This study aimed to investigate the protective effect of
emodin on endoplasmic reticulum (ER) stress in rats with severe
acute pancreatitis (SAP) and the underlying molecular mechanism. Sprague-Dawley male rats were randomly divided into
sham operation group, SAP model group, and
emodin treatment group. SAP was constructed through injecting
sodium taurocholate into pancreatic and biliary duct in rats. Half an hour before establishing the animal model,
emodin or
sodium carboxymethylcellulose was intragastrically administrated to the rats in respective group. Rats were killed at 3, 6, and 12 h postdisease induction. The
amylase,
tumor necrosis factor-alpha (TNF-α) and
interleukin-6 (IL-6) levels in serum, pancreatic histopathology, acinar ER ultrastructure,
protein expression of Bip, IRE1α,
TRAF2, ASK1, p-JNK, and p-p38 MAPK in pancreas were examined.

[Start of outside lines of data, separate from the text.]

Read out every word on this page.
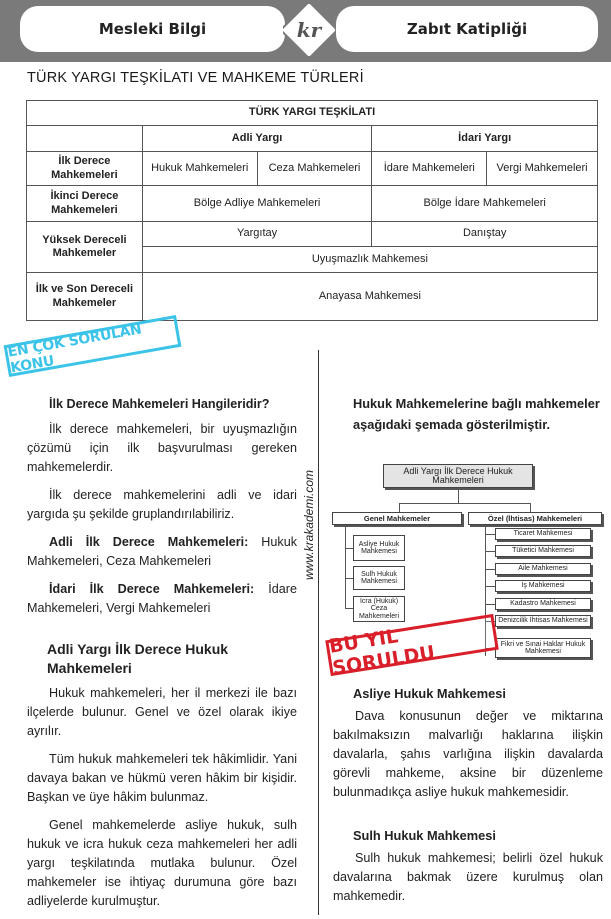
Mesleki Bilgi	Zabıt Katipliği
kr
TÜRK YARGI TEŞKİLATI VE MAHKEME TÜRLERİ
TÜRK YARGI TEŞKİLATI				
	Adli Yargı		İdari Yargı	
İlk Derece Mahkemeleri	Hukuk Mahkemeleri	Ceza Mahkemeleri	İdare Mahkemeleri	Vergi Mahkemeleri
İkinci Derece Mahkemeleri	Bölge Adliye Mahkemeleri		Bölge İdare Mahkemeleri	
Yüksek Dereceli Mahkemeler	Yargıtay		Danıştay	
	Uyuşmazlık Mahkemesi			
İlk ve Son Dereceli Mahkemeler	Anayasa Mahkemesi			
EN ÇOK SORULAN KONU

İlk Derece Mahkemeleri Hangileridir?

İlk derece mahkemeleri, bir uyuşmazlığın çözümü için ilk başvurulması gereken mahkemelerdir.

İlk derece mahkemelerini adli ve idari yargıda şu şekilde gruplandırılabiliriz.

Adli İlk Derece Mahkemeleri: Hukuk Mahkemeleri, Ceza Mahkemeleri

İdari İlk Derece Mahkemeleri: İdare Mahkemeleri, Vergi Mahkemeleri

Adli Yargı İlk Derece Hukuk Mahkemeleri

Hukuk mahkemeleri, her il merkezi ile bazı ilçelerde bulunur. Genel ve özel olarak ikiye ayrılır.

Tüm hukuk mahkemeleri tek hâkimlidir. Yani davaya bakan ve hükmü veren hâkim bir kişidir. Başkan ve üye hâkim bulunmaz.

Genel mahkemelerde asliye hukuk, sulh hukuk ve icra hukuk ceza mahkemeleri her adli yargı teşkilatında mutlaka bulunur. Özel mahkemeler ise ihtiyaç durumuna göre bazı adliyelerde kurulmuştur.

www.krakademi.com
Hukuk Mahkemelerine bağlı mahkemeler aşağıdaki şemada gösterilmiştir.
Adli Yargı İlk Derece Hukuk Mahkemeleri
Genel Mahkemeler	Özel (İhtisas) Mahkemeleri
Asliye Hukuk Mahkemesi
Sulh Hukuk Mahkemesi
İcra (Hukuk) Ceza Mahkemeleri
Ticaret Mahkemesi
Tüketici Mahkemesi
Aile Mahkemesi
İş Mahkemesi
Kadastro Mahkemesi
Denizcilik İhtisas Mahkemesi
Fikri ve Sınai Haklar Hukuk Mahkemesi
BU YIL SORULDU
Asliye Hukuk Mahkemesi

Dava konusunun değer ve miktarına bakılmaksızın malvarlığı haklarına ilişkin davalarla, şahıs varlığına ilişkin davalarda görevli mahkeme, aksine bir düzenleme bulunmadıkça asliye hukuk mahkemesidir.

Sulh Hukuk Mahkemesi

Sulh hukuk mahkemesi; belirli özel hukuk davalarına bakmak üzere kurulmuş olan mahkemedir.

Sodium taurocholate induced pancreatic injury and ER lumen dilated in exocrine pancreas in rats at 3-, 6-, and 12-h time points. ER stress transducers Bip, IRE1α, and their downstream molecules
TRAF2, ASK1 in
pancreatitis were upregulated. Furthermore, phosphorylation of JNK and p38MAPK in pancreas was increased, which induced high expression level of inflammatory
cytokines such as TNF-α and
IL-6. Treatment with
emodin obviously ameliorated pancreatic injury and decreased the release of
amylase and inflammatory
cytokines. Further studies showed that
emodin significantly decreased the expression of Bip, IRE1α,
TRAF2, and ASK1, inhibited phosphorylation of JNK and
p38 MAPK in pancreas in rats at all time points.
Emodin could reduce pancreatic injury and restrain inflammatory reaction in SAP rats partly via inhibiting ER stress transducers IRE1α and its downstream molecules.